Com Pirandello, em 1921, quando da estréia de Seis personagens à procura de um autor principiava, do interior da própria forma dramática realista pura, o abalo da convenção da QUARTA PAREDE. O princípio de ilusionismo que fora construído, paulatinamente, desde o Renascimento, com o advento da perspectiva, com seu coroamento no Naturalismo, começava a ser questionado. Outra experiência no âmbito da dramaturgia que adensaria o ruir da QUARTA PAREDE foi a composição da peça de Thorton Wilder, Nossa Cidade. Nessa peça, de 1938, a ação dramática é, por assim dizer, mediada pela figura do personagem “Diretor de cena”, que inúmeras vezes se dirige ao público de espectadores para apresentar lugares, personagens, ajeitar um ou outro elemento relevante para o andamento da ação, fazendo assim ricochetear para platéia aquilo que era restrito ao palco, revelando o que se encontra por trás desta parede imaginária. A ruptura se completaria e se radicalizaria com as experiências de Bertolt Brecht com seu teatro francamente não-ilusionista. No cinema, pode-se apreciar bem a operação explorada por Woody Allen e os desdobramentos romanescos causados pela ruptura da “parede imaginária” no seu filme A Rosa Púrpura do Cairo. Voltando ao teatro, para concluir, constata-se que desde os anos 1950, do teatro do pós-guerra para cá, verifica-se a permanência, não mais da intransponível QUARTA PAREDE, mas sim da flutuação da noção dependendo do tipo de dramaturgia e do tipo de convenção que práticos teatrais querem implementar junto ao seu público.

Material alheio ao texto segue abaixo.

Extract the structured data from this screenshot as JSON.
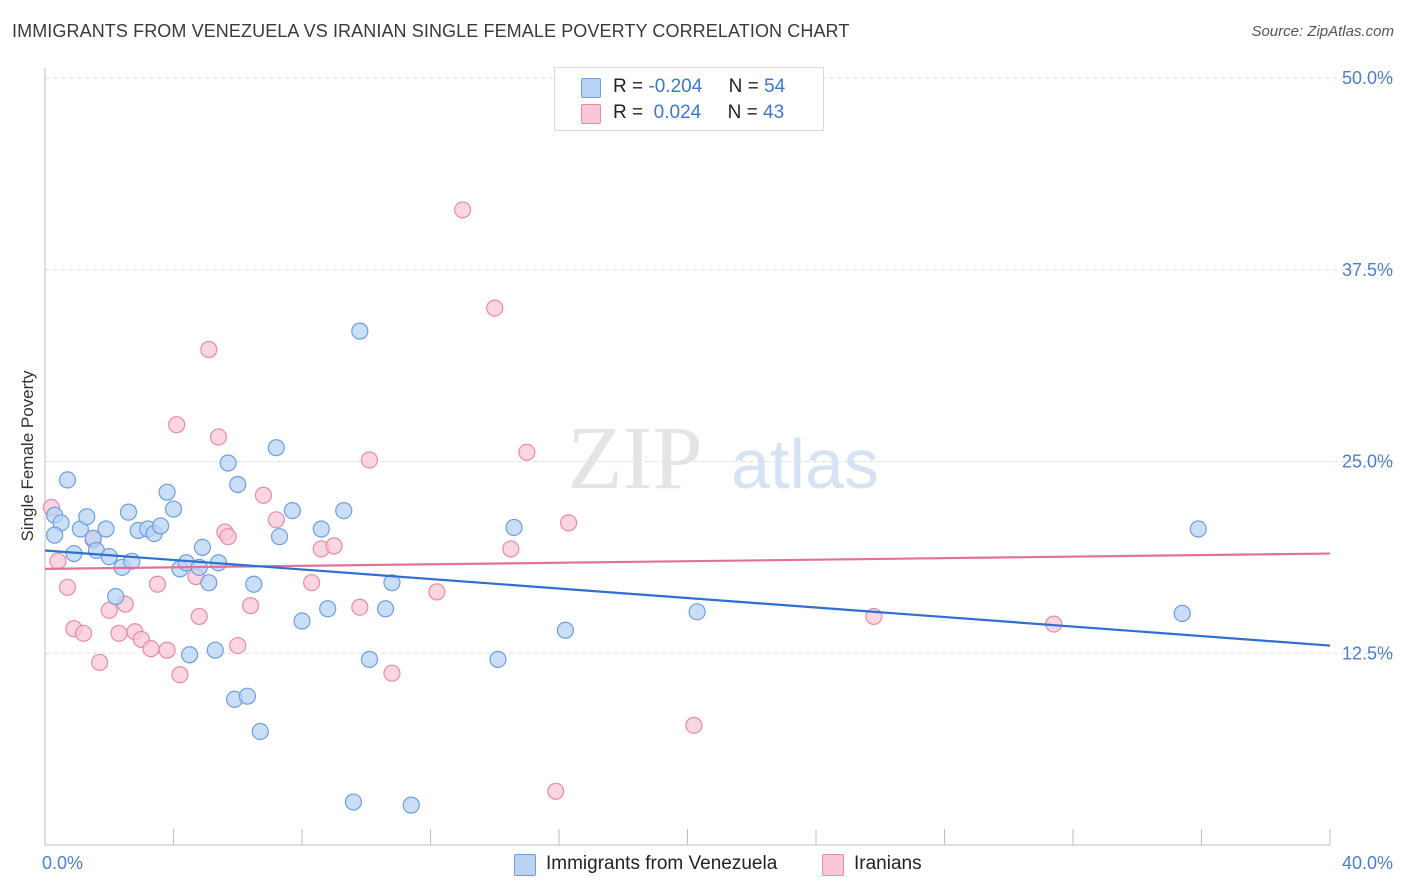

Neste sentido, o exemplo de Samuel Beckett em Fim de jogo é lapidar, pois apesar de enquadrar sua peça num espaço frontal e fechado, confinado às três paredes tradicionais, Samuel Beckett, em certos momentos da ação, expressa, por meio das personagens Hamm e Clov, a sua própria consciência de autor acerca da representação que não ignora mais o público e manifesta total consciência sobre o próprio fato teatral em si, visto agora como obra estética emancipada da literatura.